North has never been integral part of UK

Posted By: August 02, 2023

IRISH CONGRESSIONAL BRIEFING                                                                                                                                             Distributed to Congress by Irish National Caucus

“Belfast Columnist Brian Feeney again provides useful analysis for Members of Congress regarding  England’s artificial and undemocratic partition of Ireland. That was perpetrated on December 23, 1920,  by the London Parliament and by the Royal Assent of King George V—the great-grandfather of King Charles III. And, that’s why Charles III now calls himself King of Northern Ireland.”—Fr. Sean McManus.

North has never been integral part of UK

Brian Feeney. Irish News. Belfast. Wednesday, August 2, 2030.

In June 1958, newly returned to office, Charles de Gaulle flew to Algiers and spoke to a vast crowd of French colonists, maybe 250,000.

Some of their families had lived there since 1830 when the French invaded, colonized the region, and invented a place called Algeria. The crowd saw de Gaulle as a savior. They were in raptures when he said: “Je vous ai compris.” (I have understood you).

It took some days for the penny to drop about de Gaulle’s ambiguity. He was speaking to all the people of Algeria, not just colons, or pieds noirs, but Muslims too. Soon he was talking of self-determination for Algeria: but how?

 

Algeria had been constitutionally part of France since 1848 and as such had attracted tens of thousands of French immigrants. Now, to their horror, the descendants of these immigrants realized the French government was leaving.

 

Self-determination for Algeria would mean the pieds noirs being swamped by the majority Muslim population. In a referendum in 1961, France (including Algeria) voted overwhelmingly to decolonize. The idea that Algeria was an integral part of France was a colonial fiction.

 

By the 1960s Britain was decolonizing too after spending the 1950s slaughtering tens of thousands of people demanding independence in African and Asian colonies. As Harold MacMillan accepted in his 1960 ‘Winds of Change’ speech, the game was up.

 

The process of decolonization continues today. It’s not simply a matter of gaining independence but shedding the trappings and remnants of the colonizer’s dominance. Thus, increasingly, former colonies in the Caribbean and probably Australia too are rejecting the anachronism of British monarchy as head of state.

 

Historian Stuart Wood in his comprehensive new book on the disintegration of the British empire, United Kingdom (quoted here last month), asks how far the process will go, what “being British” means in the modern world, and whether the separatist agenda in Scotland and Wales will lead to the fragmentation of the UK.

 

However, in a typically brilliant review of the book, Professor Brendan O’Leary, the foremost analyst of our predicament here, criticizes Ward for “sidestepping the colonial question” when it comes to the position of the north in the UK.

Professor Brendan O’Leary reviewed historian Stuart Wood’s book on the disintegration of the British empire, United Kingdom

As O’Leary points out, “the withdrawal of British support from white settlers in Kenya and Rhodesia and sudden withdrawals… set terrifying precedents” for unionists here.
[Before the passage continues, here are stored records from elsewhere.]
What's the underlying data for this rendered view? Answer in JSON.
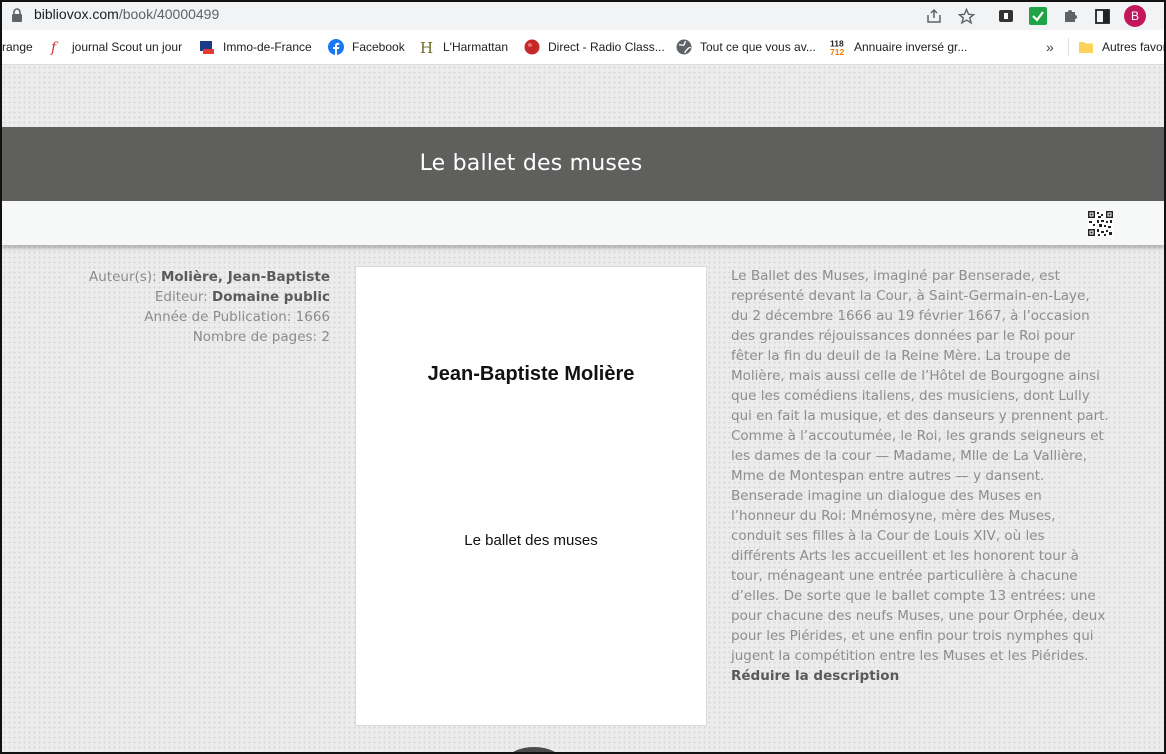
{
  "browser": {
    "url_domain": "bibliovox.com",
    "url_path": "/book/40000499",
    "avatar_letter": "B",
    "more_bookmarks": "»",
    "bookmarks": [
      {
        "label": "range",
        "icon": "none"
      },
      {
        "label": "journal Scout un jour",
        "icon": "red-f-icon"
      },
      {
        "label": "Immo-de-France",
        "icon": "immo-icon"
      },
      {
        "label": "Facebook",
        "icon": "facebook-icon"
      },
      {
        "label": "L'Harmattan",
        "icon": "harmattan-icon"
      },
      {
        "label": "Direct - Radio Class...",
        "icon": "radio-icon"
      },
      {
        "label": "Tout ce que vous av...",
        "icon": "globe-icon"
      },
      {
        "label": "Annuaire inversé gr...",
        "icon": "118-icon"
      },
      {
        "label": "Autres favor",
        "icon": "folder-icon"
      }
    ],
    "icon_118_top": "118",
    "icon_118_bottom": "712",
    "icon_harmattan": "H"
  },
  "book": {
    "title": "Le ballet des muses",
    "meta": {
      "author_label": "Auteur(s):",
      "author_value": "Molière, Jean-Baptiste",
      "publisher_label": "Editeur:",
      "publisher_value": "Domaine public",
      "year_label": "Année de Publication:",
      "year_value": "1666",
      "pages_label": "Nombre de pages:",
      "pages_value": "2"
    },
    "cover": {
      "author": "Jean-Baptiste Molière",
      "title": "Le ballet des muses"
    },
    "description": "Le Ballet des Muses, imaginé par Benserade, est représenté devant la Cour, à Saint-Germain-en-Laye, du 2 décembre 1666 au 19 février 1667, à l’occasion des grandes réjouissances données par le Roi pour fêter la fin du deuil de la Reine Mère. La troupe de Molière, mais aussi celle de l’Hôtel de Bourgogne ainsi que les comédiens italiens, des musiciens, dont Lully qui en fait la musique, et des danseurs y prennent part. Comme à l’accoutumée, le Roi, les grands seigneurs et les dames de la cour — Madame, Mlle de La Vallière, Mme de Montespan entre autres — y dansent. Benserade imagine un dialogue des Muses en l’honneur du Roi: Mnémosyne, mère des Muses, conduit ses filles à la Cour de Louis XIV, où les différents Arts les accueillent et les honorent tour à tour, ménageant une entrée particulière à chacune d’elles. De sorte que le ballet compte 13 entrées: une pour chacune des neufs Muses, une pour Orphée, deux pour les Piérides, et une enfin pour trois nymphes qui jugent la compétition entre les Muses et les Piérides.",
    "description_toggle": "Réduire la description"
  },
  "colors": {
    "title_band": "#5f605e",
    "avatar": "#c2185b",
    "description_text": "#8d8d8d"
  }
}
As he writes, “They had these fears because they knew their own standing derived from past settler colonization”.

It is precisely these fears that drive unionist opposition to the Irish Sea Protocol. Despite it being smoothed, streamlined, it is still the Protocol and is being operationalized on schedule with a timetable for completion in 2025.
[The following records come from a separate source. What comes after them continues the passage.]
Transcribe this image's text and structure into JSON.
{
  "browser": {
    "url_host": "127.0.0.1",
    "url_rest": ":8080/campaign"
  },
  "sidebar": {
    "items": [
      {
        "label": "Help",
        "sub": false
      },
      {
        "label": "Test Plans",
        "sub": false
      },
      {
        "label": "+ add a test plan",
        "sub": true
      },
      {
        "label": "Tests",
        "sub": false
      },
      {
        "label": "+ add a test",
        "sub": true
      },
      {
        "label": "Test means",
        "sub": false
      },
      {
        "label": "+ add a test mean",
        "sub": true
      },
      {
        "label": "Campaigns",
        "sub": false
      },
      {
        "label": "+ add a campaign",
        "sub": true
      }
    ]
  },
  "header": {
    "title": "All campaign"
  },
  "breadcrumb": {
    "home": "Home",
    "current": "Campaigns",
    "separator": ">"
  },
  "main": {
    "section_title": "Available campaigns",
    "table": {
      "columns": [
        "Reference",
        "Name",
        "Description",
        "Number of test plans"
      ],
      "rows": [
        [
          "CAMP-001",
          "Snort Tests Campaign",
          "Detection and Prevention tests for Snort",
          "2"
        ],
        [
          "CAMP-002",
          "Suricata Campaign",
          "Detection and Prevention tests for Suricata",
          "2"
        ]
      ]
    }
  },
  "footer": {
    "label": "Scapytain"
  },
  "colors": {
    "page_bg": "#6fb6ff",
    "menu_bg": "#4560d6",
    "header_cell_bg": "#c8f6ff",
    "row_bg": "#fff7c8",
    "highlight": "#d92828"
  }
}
Curiously, the DUP want some form of words to assure them they’re still part of the UK even though the Protocol and trading border and adherence to EU – all their objections – will remain.

DUP leader Sir Jeffrey Donaldson has refused to re-enter government at Stormont in protest at the Northern Ireland Protocol. Picture by Hugh Russell

The fact is the north is not an integral part of the UK and never has been since the British invented it. Besides, hypocritically, unionists have always opted out of British legislation they don’t like, particularly on societal matters like sexual relations and abortion.

Most obviously, the north is the only part of the UK which has the option to vote itself out and into a reunified Ireland and EU. Ward ignores all these dynamics which would actually strengthen his case for the disintegration of the UK.

O’Leary predicts that “the rest of this decade is set to be an interregnum in which the twilight of the union of GB and NI will be visible”.

He paraphrases the Italian Communist thinker Antonio Gramsci who wrote: “The crisis [of society] consists precisely in the fact that the old world is dying and the new cannot be born. In this interregnum, a great variety of morbid symptoms appear.”

O’Leary, therefore, concludes the Irish government must plan for “the contingent possibility of an irresponsible British withdrawal”. They’ve done it before.